For someone's scrapbook to be of any interest or value to others, it needs to have appeal beyond that of the mementos to the creator himself. One way in which this scrapbook might be said to achieve that is by containing lots of photos of celebrities of the past. But you need to know who these celebrities were, and if you're not English and didn't move in the same tony circles that Beaton moved in, you're likely to be unmoved at seeing the majority of the photos. And there are no captions or index to identify anything or anyone, a major drawback for "readers" and a sign of slapdash compilation on the part of the editors.

Another way you might be entertained by someone else's scrapbook is through the interesting arrangement of the various "scraps" on the page, and while the introduction says something about clever juxtapositions, I failed to find very many of those. The book seems to be nothing more than the creator's way of preserving his souvenirs, without any thought of pleasing anyone but himself.

And the cumbersome, weighty format is just wretched excess which adds nothing to the enjoyment of the book.

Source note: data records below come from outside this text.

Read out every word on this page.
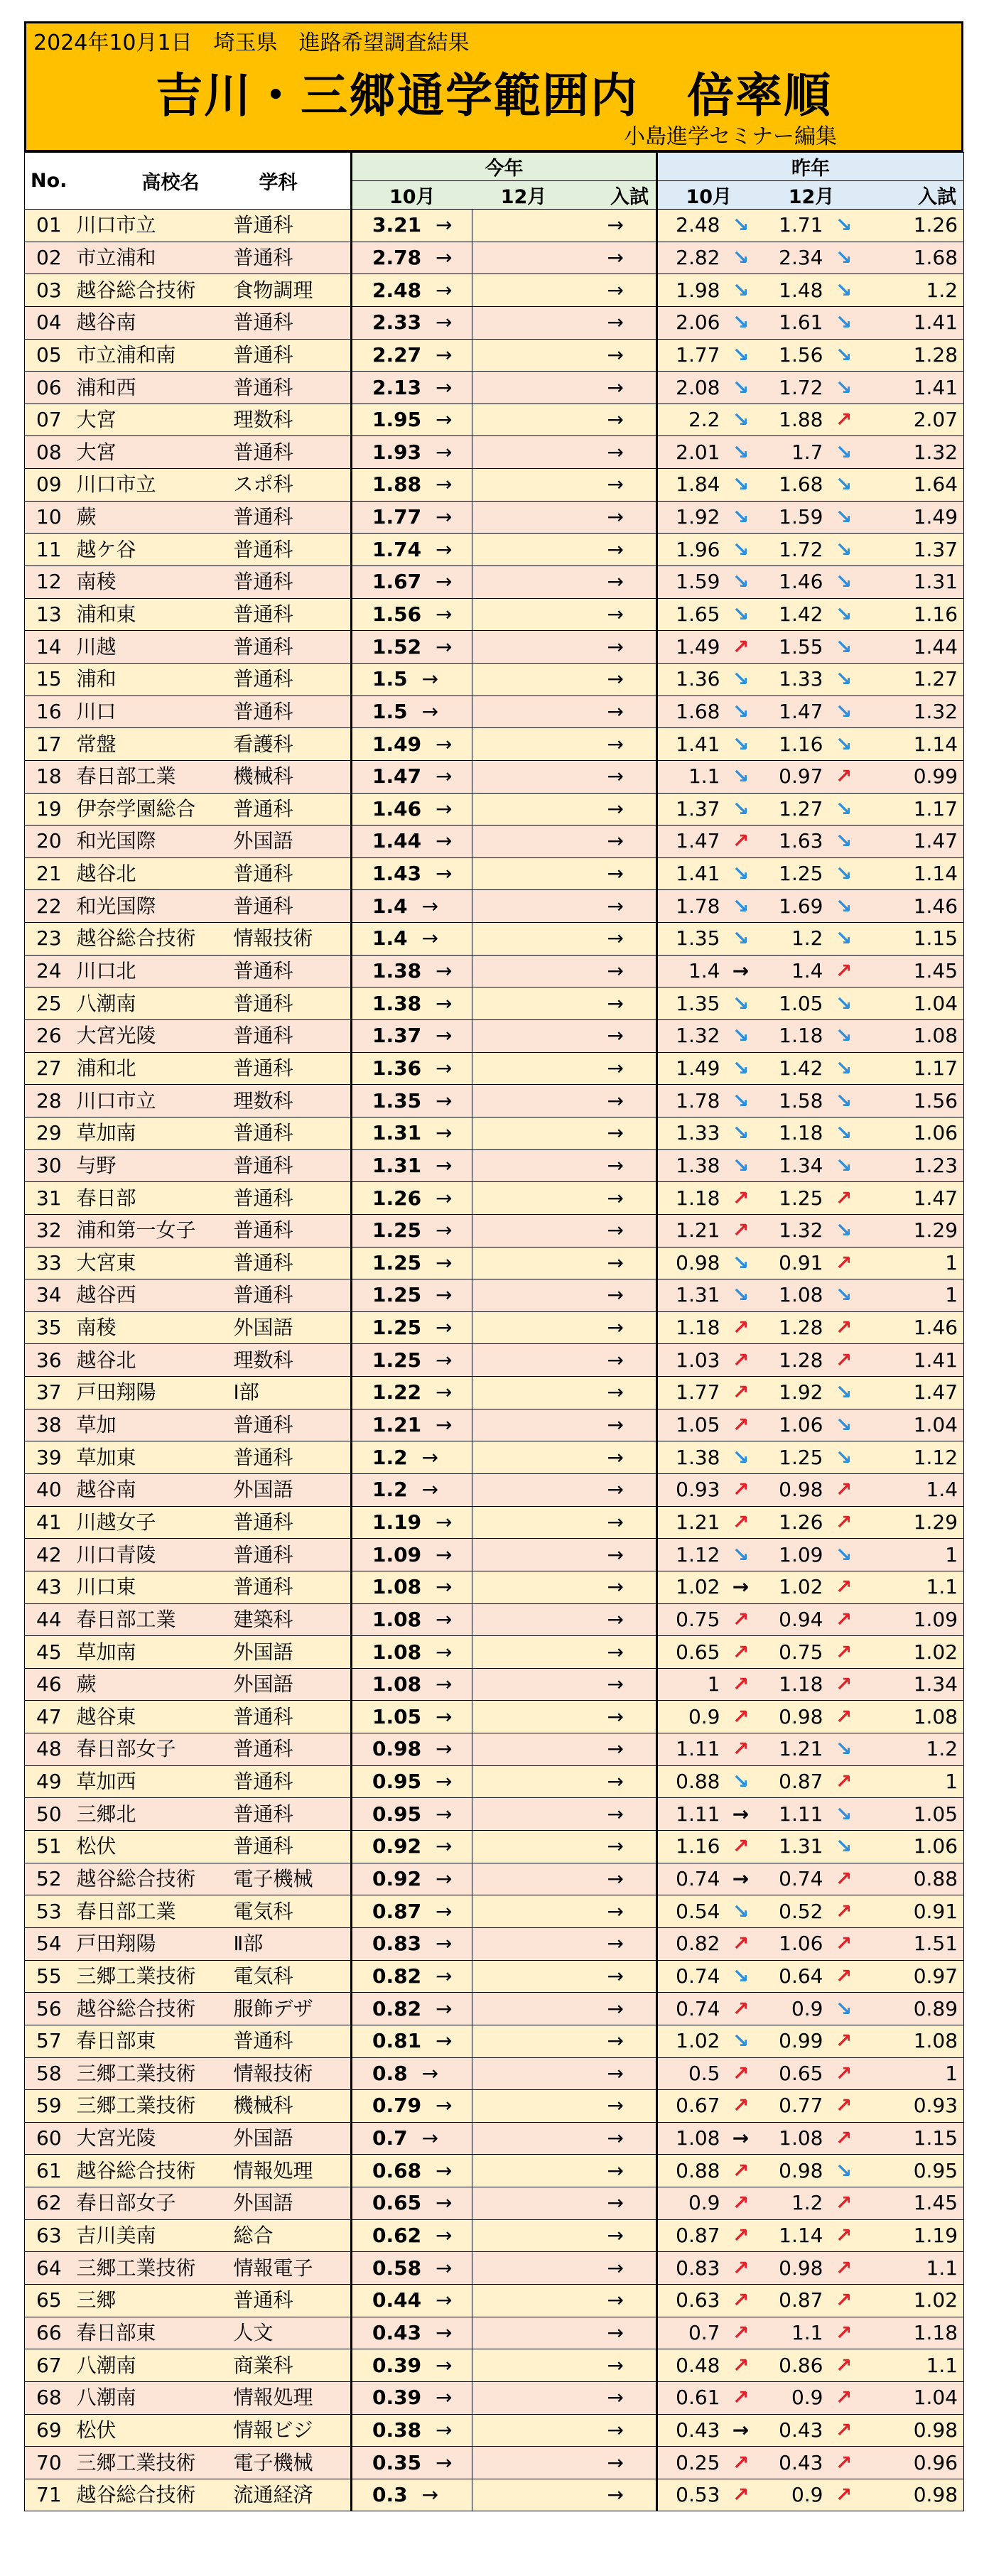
2024年10月1日　埼玉県　進路希望調査結果
吉川・三郷通学範囲内　倍率順
小島進学セミナー編集
No.	高校名	学科	今年			昨年		
			10月	12月	入試	10月	12月	入試
01	川口市立	普通科	3.21 →		→	2.48 ↘	1.71 ↘	1.26
02	市立浦和	普通科	2.78 →		→	2.82 ↘	2.34 ↘	1.68
03	越谷総合技術	食物調理	2.48 →		→	1.98 ↘	1.48 ↘	1.2
04	越谷南	普通科	2.33 →		→	2.06 ↘	1.61 ↘	1.41
05	市立浦和南	普通科	2.27 →		→	1.77 ↘	1.56 ↘	1.28
06	浦和西	普通科	2.13 →		→	2.08 ↘	1.72 ↘	1.41
07	大宮	理数科	1.95 →		→	2.2 ↘	1.88 ↗	2.07
08	大宮	普通科	1.93 →		→	2.01 ↘	1.7 ↘	1.32
09	川口市立	スポ科	1.88 →		→	1.84 ↘	1.68 ↘	1.64
10	蕨	普通科	1.77 →		→	1.92 ↘	1.59 ↘	1.49
11	越ケ谷	普通科	1.74 →		→	1.96 ↘	1.72 ↘	1.37
12	南稜	普通科	1.67 →		→	1.59 ↘	1.46 ↘	1.31
13	浦和東	普通科	1.56 →		→	1.65 ↘	1.42 ↘	1.16
14	川越	普通科	1.52 →		→	1.49 ↗	1.55 ↘	1.44
15	浦和	普通科	1.5 →		→	1.36 ↘	1.33 ↘	1.27
16	川口	普通科	1.5 →		→	1.68 ↘	1.47 ↘	1.32
17	常盤	看護科	1.49 →		→	1.41 ↘	1.16 ↘	1.14
18	春日部工業	機械科	1.47 →		→	1.1 ↘	0.97 ↗	0.99
19	伊奈学園総合	普通科	1.46 →		→	1.37 ↘	1.27 ↘	1.17
20	和光国際	外国語	1.44 →		→	1.47 ↗	1.63 ↘	1.47
21	越谷北	普通科	1.43 →		→	1.41 ↘	1.25 ↘	1.14
22	和光国際	普通科	1.4 →		→	1.78 ↘	1.69 ↘	1.46
23	越谷総合技術	情報技術	1.4 →		→	1.35 ↘	1.2 ↘	1.15
24	川口北	普通科	1.38 →		→	1.4 →	1.4 ↗	1.45
25	八潮南	普通科	1.38 →		→	1.35 ↘	1.05 ↘	1.04
26	大宮光陵	普通科	1.37 →		→	1.32 ↘	1.18 ↘	1.08
27	浦和北	普通科	1.36 →		→	1.49 ↘	1.42 ↘	1.17
28	川口市立	理数科	1.35 →		→	1.78 ↘	1.58 ↘	1.56
29	草加南	普通科	1.31 →		→	1.33 ↘	1.18 ↘	1.06
30	与野	普通科	1.31 →		→	1.38 ↘	1.34 ↘	1.23
31	春日部	普通科	1.26 →		→	1.18 ↗	1.25 ↗	1.47
32	浦和第一女子	普通科	1.25 →		→	1.21 ↗	1.32 ↘	1.29
33	大宮東	普通科	1.25 →		→	0.98 ↘	0.91 ↗	1
34	越谷西	普通科	1.25 →		→	1.31 ↘	1.08 ↘	1
35	南稜	外国語	1.25 →		→	1.18 ↗	1.28 ↗	1.46
36	越谷北	理数科	1.25 →		→	1.03 ↗	1.28 ↗	1.41
37	戸田翔陽	Ⅰ部	1.22 →		→	1.77 ↗	1.92 ↘	1.47
38	草加	普通科	1.21 →		→	1.05 ↗	1.06 ↘	1.04
39	草加東	普通科	1.2 →		→	1.38 ↘	1.25 ↘	1.12
40	越谷南	外国語	1.2 →		→	0.93 ↗	0.98 ↗	1.4
41	川越女子	普通科	1.19 →		→	1.21 ↗	1.26 ↗	1.29
42	川口青陵	普通科	1.09 →		→	1.12 ↘	1.09 ↘	1
43	川口東	普通科	1.08 →		→	1.02 →	1.02 ↗	1.1
44	春日部工業	建築科	1.08 →		→	0.75 ↗	0.94 ↗	1.09
45	草加南	外国語	1.08 →		→	0.65 ↗	0.75 ↗	1.02
46	蕨	外国語	1.08 →		→	1 ↗	1.18 ↗	1.34
47	越谷東	普通科	1.05 →		→	0.9 ↗	0.98 ↗	1.08
48	春日部女子	普通科	0.98 →		→	1.11 ↗	1.21 ↘	1.2
49	草加西	普通科	0.95 →		→	0.88 ↘	0.87 ↗	1
50	三郷北	普通科	0.95 →		→	1.11 →	1.11 ↘	1.05
51	松伏	普通科	0.92 →		→	1.16 ↗	1.31 ↘	1.06
52	越谷総合技術	電子機械	0.92 →		→	0.74 →	0.74 ↗	0.88
53	春日部工業	電気科	0.87 →		→	0.54 ↘	0.52 ↗	0.91
54	戸田翔陽	Ⅱ部	0.83 →		→	0.82 ↗	1.06 ↗	1.51
55	三郷工業技術	電気科	0.82 →		→	0.74 ↘	0.64 ↗	0.97
56	越谷総合技術	服飾デザ	0.82 →		→	0.74 ↗	0.9 ↘	0.89
57	春日部東	普通科	0.81 →		→	1.02 ↘	0.99 ↗	1.08
58	三郷工業技術	情報技術	0.8 →		→	0.5 ↗	0.65 ↗	1
59	三郷工業技術	機械科	0.79 →		→	0.67 ↗	0.77 ↗	0.93
60	大宮光陵	外国語	0.7 →		→	1.08 →	1.08 ↗	1.15
61	越谷総合技術	情報処理	0.68 →		→	0.88 ↗	0.98 ↘	0.95
62	春日部女子	外国語	0.65 →		→	0.9 ↗	1.2 ↗	1.45
63	吉川美南	総合	0.62 →		→	0.87 ↗	1.14 ↗	1.19
64	三郷工業技術	情報電子	0.58 →		→	0.83 ↗	0.98 ↗	1.1
65	三郷	普通科	0.44 →		→	0.63 ↗	0.87 ↗	1.02
66	春日部東	人文	0.43 →		→	0.7 ↗	1.1 ↗	1.18
67	八潮南	商業科	0.39 →		→	0.48 ↗	0.86 ↗	1.1
68	八潮南	情報処理	0.39 →		→	0.61 ↗	0.9 ↗	1.04
69	松伏	情報ビジ	0.38 →		→	0.43 →	0.43 ↗	0.98
70	三郷工業技術	電子機械	0.35 →		→	0.25 ↗	0.43 ↗	0.96
71	越谷総合技術	流通経済	0.3 →		→	0.53 ↗	0.9 ↗	0.98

The enormous size seems to be just another way in which the editors shirked their duties--"Let's make it so big that it'll bowl 'em over, and maybe they won't notice that there's really not much here." I guess one thing the size does is make it very obvious that you own the book--visitors that you want to impress can't help but notice it covering your coffee table or bowing your shelf. In this connection, I've noticed it in several recent photo spreads of luxurious homes in decorating magazines. So I'd say the ostentation factor is probably its main appeal.

Luckily, I was able to re-sell mine and recoup some of the ridiculous price (even at a 40% discount, it ain't worth the dough), and I notice that the used copies are beginning to pile up at Amazon.com.

Recommendation: want to see a truly entertaining scrapbook? Petition Yale University to publish the scrapbooks of Carl Van Vechten.